US State Department blacklists two Iranian officials over human rights violations

US State Department blacklists two Iranian officials over human rights violations
Anthony Blinken has announced that two Iranian officials have been sanctioned for committing human rights violations.
2 min read
10 March, 2021
The two men and their families are banned from entering the US. [Getty]

The US has sanctioned two Iranian government interrogators it accuses of torturing political prisoners and activists and committing other human rights violations, according to reports by Reuters.

Tuesday’s blacklisting of Ali Hemmatian and Masoud Safdari is believed to be the first such action against Tehran by the Biden administration. 

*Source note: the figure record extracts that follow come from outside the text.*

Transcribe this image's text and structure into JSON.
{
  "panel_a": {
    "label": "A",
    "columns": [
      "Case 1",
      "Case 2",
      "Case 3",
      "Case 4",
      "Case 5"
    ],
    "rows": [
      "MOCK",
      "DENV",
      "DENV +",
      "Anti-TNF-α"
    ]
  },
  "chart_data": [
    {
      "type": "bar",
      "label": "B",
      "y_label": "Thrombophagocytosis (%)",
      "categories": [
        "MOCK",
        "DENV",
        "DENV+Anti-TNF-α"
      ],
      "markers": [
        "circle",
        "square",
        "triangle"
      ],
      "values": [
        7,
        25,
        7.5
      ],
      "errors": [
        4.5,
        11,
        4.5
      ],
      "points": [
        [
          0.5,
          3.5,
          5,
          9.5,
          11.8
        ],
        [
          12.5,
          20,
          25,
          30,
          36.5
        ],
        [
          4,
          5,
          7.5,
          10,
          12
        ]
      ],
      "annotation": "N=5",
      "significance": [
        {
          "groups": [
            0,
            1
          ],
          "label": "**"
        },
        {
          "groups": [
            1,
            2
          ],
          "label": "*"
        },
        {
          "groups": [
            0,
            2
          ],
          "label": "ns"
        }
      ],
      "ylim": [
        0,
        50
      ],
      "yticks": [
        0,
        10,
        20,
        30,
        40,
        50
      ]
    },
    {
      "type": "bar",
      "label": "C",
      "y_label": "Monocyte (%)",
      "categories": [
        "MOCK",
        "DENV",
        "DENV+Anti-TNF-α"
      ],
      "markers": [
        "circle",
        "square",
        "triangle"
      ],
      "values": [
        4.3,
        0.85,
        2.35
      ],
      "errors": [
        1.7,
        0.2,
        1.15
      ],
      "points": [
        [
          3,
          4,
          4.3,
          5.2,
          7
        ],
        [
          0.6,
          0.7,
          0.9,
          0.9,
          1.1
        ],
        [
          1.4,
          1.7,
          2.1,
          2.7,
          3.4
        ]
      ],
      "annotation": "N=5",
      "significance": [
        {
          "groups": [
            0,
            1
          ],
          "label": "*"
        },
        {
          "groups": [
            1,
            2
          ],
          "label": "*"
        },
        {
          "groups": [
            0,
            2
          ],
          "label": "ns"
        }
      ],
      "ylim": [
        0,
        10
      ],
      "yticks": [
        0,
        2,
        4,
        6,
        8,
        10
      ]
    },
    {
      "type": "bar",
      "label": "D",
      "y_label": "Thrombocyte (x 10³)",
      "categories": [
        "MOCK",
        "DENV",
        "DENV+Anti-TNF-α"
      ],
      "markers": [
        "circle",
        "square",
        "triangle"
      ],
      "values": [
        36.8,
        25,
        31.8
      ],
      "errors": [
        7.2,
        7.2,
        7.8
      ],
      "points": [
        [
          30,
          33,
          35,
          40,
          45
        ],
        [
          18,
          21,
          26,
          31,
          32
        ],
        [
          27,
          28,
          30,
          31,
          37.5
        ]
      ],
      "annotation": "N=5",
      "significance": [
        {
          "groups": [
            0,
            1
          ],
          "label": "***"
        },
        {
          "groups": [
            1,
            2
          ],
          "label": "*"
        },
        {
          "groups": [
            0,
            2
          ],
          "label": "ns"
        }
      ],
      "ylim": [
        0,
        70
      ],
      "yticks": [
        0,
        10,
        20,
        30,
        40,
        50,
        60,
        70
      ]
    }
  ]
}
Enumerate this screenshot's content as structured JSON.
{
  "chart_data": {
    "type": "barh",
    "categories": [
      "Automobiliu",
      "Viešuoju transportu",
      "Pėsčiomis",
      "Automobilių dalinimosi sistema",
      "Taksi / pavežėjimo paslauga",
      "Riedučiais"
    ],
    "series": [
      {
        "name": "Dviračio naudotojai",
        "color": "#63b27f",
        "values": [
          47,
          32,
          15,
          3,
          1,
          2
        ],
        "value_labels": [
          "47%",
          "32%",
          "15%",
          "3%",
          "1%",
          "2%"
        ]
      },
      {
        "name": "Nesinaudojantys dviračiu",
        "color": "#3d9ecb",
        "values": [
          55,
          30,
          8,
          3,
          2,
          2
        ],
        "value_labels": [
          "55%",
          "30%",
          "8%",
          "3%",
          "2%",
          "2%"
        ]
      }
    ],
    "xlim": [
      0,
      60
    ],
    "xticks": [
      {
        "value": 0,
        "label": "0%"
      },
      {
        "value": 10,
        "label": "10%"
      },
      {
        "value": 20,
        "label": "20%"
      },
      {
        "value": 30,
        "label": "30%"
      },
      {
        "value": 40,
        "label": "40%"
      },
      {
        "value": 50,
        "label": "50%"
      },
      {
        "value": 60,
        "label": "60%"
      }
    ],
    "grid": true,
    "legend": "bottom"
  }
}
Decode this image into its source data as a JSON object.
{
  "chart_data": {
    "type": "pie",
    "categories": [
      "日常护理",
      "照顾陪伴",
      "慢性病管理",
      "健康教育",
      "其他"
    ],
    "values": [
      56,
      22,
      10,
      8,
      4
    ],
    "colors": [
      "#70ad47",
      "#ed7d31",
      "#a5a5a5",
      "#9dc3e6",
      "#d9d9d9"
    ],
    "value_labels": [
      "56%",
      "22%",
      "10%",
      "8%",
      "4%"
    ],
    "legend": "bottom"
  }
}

In a statement, Secretary of State Anthony Blinken accused the men of "involvement in gross violations of human rights, namely the torture and/or cruel, inhuman, or degrading treatment or punishment of political prisoners and persons detained during protests in 2019 and 2020 in Iran".

"These individuals and their immediate family members are ineligible for entry into the United States," he added. 

The Biden administration is currently attempting to restart the nuclear deal with Iran, which the former president left unilaterally in 2018. 

As a condition for a return to, or renegotiation of, the nuclear deal, Iran is insisting that the US lift all sanctions imposed on the country. 

"Iran is ready to immediately take compensatory measures based on the nuclear deal and fulfil its commitments just after the US illegal sanctions are lifted and it abandons its policy of threats and pressure," AP reported Iranian President Hassan Rouhani saying on Sunday.

The US has insisted that it will not lift sanctions until Iran falls back into compliance with the original deal. 

"Iran's moving in the wrong direction. It continues to take steps that lift the various constraints of the agreement and is making its programme more dangerous, not less dangerous," said Blinken, in an interview with PBS Newshour

Read more: Iran, Israel and Turkey: How regional actors filled the Arab Spring's power vacuum

While continuing to seek a return to a deal, the US is remaining resolute in its determination to hold human rights violators in Iran accountable. 

"We will continue to consider all appropriate tools to impose costs on those responsible for human rights violations and abuses in Iran. We will also work with our allies to promote accountability for such violations and abuses," the statement continued.